エロゲー屋を舞台とする設定には面白みがあるのは確かで、この作品ならではの話があったりと、そういう意味では共通ルートあたりが楽しめていたと思う。
だからこそなのかもしれないが、どうしても個別√の主張の弱さが目立つ。
各キャラクター自体の押しがそこまで強くなく、ヒロイン単体の魅力で作品を盛り上げられるほどではなかったように思え、実際に作品として萌えゲーとしての要素は薄い。

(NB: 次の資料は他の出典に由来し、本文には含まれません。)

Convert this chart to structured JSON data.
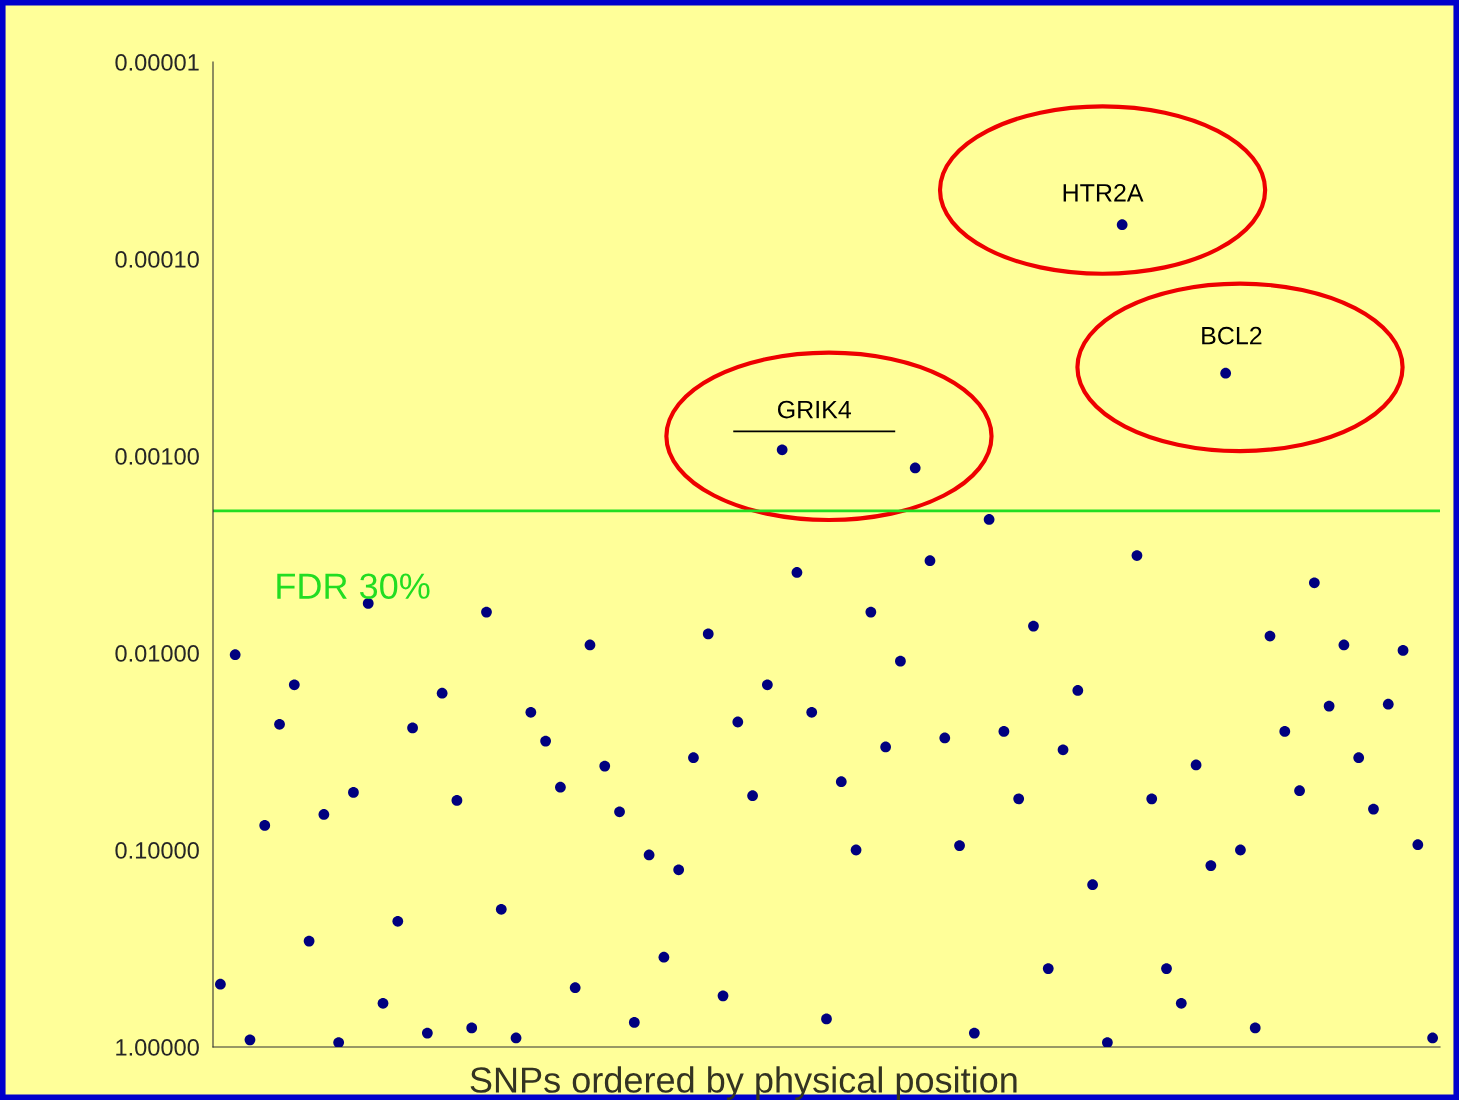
{
  "chart_data": {
    "type": "scatter",
    "xlabel": "SNPs ordered by physical position",
    "categories": [
      null,
      null,
      null,
      null,
      null,
      null,
      null,
      null,
      null,
      null,
      null,
      null,
      null,
      null,
      null,
      null,
      null,
      null,
      null,
      null,
      null,
      null,
      null,
      null,
      null,
      null,
      null,
      null,
      null,
      null,
      null,
      null,
      null,
      null,
      null,
      null,
      null,
      null,
      null,
      null,
      null,
      null,
      null,
      null,
      null,
      null,
      null,
      null,
      null,
      null,
      null,
      null,
      null,
      null,
      null,
      null,
      null,
      null,
      null,
      null,
      null,
      null,
      null,
      null,
      null,
      null,
      null,
      null,
      null,
      null,
      null,
      null,
      null,
      null,
      null,
      null,
      null,
      null,
      null,
      null,
      null,
      null,
      null
    ],
    "series": [
      {
        "color": "#00007f",
        "values": [
          0.48,
          0.0102,
          0.92,
          0.075,
          0.023,
          0.0145,
          0.29,
          0.066,
          0.95,
          0.051,
          0.0056,
          0.6,
          0.23,
          0.024,
          0.85,
          0.016,
          0.056,
          0.8,
          0.0062,
          0.2,
          0.9,
          0.02,
          0.028,
          0.048,
          0.5,
          0.0091,
          0.0375,
          0.064,
          0.75,
          0.106,
          0.35,
          0.126,
          0.034,
          0.008,
          0.55,
          0.0224,
          0.053,
          0.0145,
          0.00093,
          0.0039,
          0.02,
          0.72,
          0.045,
          0.1,
          0.0062,
          0.03,
          0.011,
          0.00115,
          0.0034,
          0.027,
          0.095,
          0.85,
          0.0021,
          0.025,
          0.055,
          0.0073,
          0.4,
          0.031,
          0.0155,
          0.15,
          0.95,
          6.7e-05,
          0.0032,
          0.055,
          0.4,
          0.6,
          0.037,
          0.12,
          0.00038,
          0.1,
          0.8,
          0.0082,
          0.025,
          0.05,
          0.0044,
          0.0186,
          0.0091,
          0.034,
          0.062,
          0.0182,
          0.0097,
          0.094,
          0.9
        ]
      }
    ],
    "marker": "circle",
    "log": "y",
    "ylim": [
      1,
      1e-05
    ],
    "yticks": [
      {
        "value": 1e-05,
        "label": "0.00001"
      },
      {
        "value": 0.0001,
        "label": "0.00010"
      },
      {
        "value": 0.001,
        "label": "0.00100"
      },
      {
        "value": 0.01,
        "label": "0.01000"
      },
      {
        "value": 0.1,
        "label": "0.10000"
      },
      {
        "value": 1,
        "label": "1.00000"
      }
    ],
    "tick_labels": "y",
    "grid": false,
    "legend": false,
    "ref_lines": [
      {
        "axis": "y",
        "value": 0.0019,
        "label": "FDR 30%",
        "color": "#22dd22"
      }
    ],
    "annotations": [
      "GRIK4",
      "HTR2A",
      "BCL2"
    ]
  }
}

キャラゲーといわれればそうなのだが、それでも今一歩足りないところが目立っていたように思え、加えてのボリュームの問題があって、付き合うまでや付き合ってからの描写が少なすぎた事も、こうした部分をさらに増長させていたように思う。

『エロゲーショップが舞台』という設定に頼り過ぎた、というとさすがに言い過ぎなのかもしれないが、それでもそれ以外の部分の魅力がもう少し欲しかったな、というのがシナリオ重視で見た時の素直な感想だった。